President Obama’s nominee to head the occupational safety agency had been held up in the Senate, which finally confirmed him late last week.
Michaels will take over from Jordan Barab, who’s been the acting head of OSHA in the Obama administration. Barab will now become the No. 2 person at OSHA.
Michaels was a professor at The George Washington University School of Public Health and Health Services.
Two years ago, in testimony before Congress, Michaels characterized OSHA as weak, unmotivated, understaffed, heavily impeded and generally ineffective.
Michaels also made his views about business clear in a 2005 article and subsequent book, Doubt is Their Product. Michaels wrote, “Never in our history have corporate interests been as successful as they are today in shaping science policies to their desires.”
The U.S. Chamber of Commerce questioned Obama’s choice of Michaels to head OSHA.

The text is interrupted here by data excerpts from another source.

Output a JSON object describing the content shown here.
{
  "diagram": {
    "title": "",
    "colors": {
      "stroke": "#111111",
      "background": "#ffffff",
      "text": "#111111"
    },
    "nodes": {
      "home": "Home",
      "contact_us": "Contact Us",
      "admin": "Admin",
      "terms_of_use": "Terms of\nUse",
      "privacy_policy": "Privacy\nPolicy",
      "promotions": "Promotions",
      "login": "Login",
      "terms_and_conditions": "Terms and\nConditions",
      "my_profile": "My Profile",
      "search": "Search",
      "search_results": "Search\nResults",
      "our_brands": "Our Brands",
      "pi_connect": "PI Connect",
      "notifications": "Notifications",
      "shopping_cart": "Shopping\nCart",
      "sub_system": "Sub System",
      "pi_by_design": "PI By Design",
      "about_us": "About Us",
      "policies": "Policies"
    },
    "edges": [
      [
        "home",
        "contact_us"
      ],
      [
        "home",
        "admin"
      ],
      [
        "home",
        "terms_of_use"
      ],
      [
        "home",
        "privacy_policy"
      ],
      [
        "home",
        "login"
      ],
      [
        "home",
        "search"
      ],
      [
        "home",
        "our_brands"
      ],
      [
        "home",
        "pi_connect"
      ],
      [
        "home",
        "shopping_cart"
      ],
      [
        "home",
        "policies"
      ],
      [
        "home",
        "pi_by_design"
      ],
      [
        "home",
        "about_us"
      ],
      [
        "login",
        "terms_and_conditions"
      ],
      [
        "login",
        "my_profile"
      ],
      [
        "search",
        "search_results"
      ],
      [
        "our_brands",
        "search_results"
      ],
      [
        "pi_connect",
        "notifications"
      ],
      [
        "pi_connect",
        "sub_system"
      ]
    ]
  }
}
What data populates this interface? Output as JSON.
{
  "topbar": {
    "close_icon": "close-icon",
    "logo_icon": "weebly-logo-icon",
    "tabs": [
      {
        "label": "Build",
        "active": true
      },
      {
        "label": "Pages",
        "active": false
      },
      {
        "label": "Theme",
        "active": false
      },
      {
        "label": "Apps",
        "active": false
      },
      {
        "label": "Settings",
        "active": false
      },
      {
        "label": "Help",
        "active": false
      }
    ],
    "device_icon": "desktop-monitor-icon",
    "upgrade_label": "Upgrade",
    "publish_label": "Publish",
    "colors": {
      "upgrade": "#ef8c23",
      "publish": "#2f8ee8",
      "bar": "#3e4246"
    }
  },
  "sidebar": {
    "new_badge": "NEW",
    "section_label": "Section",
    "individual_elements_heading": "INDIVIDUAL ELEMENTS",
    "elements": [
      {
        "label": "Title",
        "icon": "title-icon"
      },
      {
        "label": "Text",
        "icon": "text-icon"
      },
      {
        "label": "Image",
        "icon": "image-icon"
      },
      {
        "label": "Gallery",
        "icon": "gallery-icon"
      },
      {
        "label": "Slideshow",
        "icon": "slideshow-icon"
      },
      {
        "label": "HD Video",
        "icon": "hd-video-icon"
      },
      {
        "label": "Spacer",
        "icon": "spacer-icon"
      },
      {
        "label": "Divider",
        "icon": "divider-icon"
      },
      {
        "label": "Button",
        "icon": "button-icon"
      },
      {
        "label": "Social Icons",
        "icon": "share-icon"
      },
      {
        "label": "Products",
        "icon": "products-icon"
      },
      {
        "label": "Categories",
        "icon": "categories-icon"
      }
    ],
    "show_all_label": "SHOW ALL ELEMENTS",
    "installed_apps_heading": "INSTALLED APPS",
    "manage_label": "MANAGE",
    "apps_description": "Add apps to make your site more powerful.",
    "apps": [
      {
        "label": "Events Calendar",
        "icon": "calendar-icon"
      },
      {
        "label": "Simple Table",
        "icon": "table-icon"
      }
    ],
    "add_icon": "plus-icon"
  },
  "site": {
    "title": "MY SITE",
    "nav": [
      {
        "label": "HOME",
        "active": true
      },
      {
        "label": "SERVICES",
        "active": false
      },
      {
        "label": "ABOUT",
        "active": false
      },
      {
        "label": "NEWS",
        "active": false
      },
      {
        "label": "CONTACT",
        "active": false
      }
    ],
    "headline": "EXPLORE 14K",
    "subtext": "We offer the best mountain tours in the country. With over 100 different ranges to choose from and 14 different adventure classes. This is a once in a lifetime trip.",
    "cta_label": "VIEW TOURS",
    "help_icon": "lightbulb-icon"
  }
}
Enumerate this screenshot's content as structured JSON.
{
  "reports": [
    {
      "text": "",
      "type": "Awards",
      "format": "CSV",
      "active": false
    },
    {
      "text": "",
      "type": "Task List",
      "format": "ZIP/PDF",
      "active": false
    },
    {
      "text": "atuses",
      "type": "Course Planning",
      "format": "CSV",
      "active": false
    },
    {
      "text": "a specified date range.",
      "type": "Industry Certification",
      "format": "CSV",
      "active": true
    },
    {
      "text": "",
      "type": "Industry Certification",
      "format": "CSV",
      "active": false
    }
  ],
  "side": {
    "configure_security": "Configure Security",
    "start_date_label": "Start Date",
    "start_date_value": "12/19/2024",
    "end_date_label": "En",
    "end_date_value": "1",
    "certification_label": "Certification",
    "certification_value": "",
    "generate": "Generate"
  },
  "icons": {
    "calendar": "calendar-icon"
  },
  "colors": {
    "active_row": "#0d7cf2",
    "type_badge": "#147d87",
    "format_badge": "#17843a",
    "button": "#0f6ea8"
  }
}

In a letter, Chamber President Bruce Josten said, regarding the ergonomics standard that was overturned by Congress in 2001, “Instead of acknowledging that the scientific and medical record relied upon for this regulation left many questions necessary to issue a regulation unanswered … [Michaels] described the science as settled and the efforts by business advocates to raise concerns about the science as nothing more than a delaying tactic.”
On the subject of ergonomics, Barab stated in a Web chat on Dec. 7, “At this time, OSHA has no plans to pursue ergonomics regulation, although the incoming Assistant Secretary [Michaels] will be addressing this issue as one of his highest priorities.”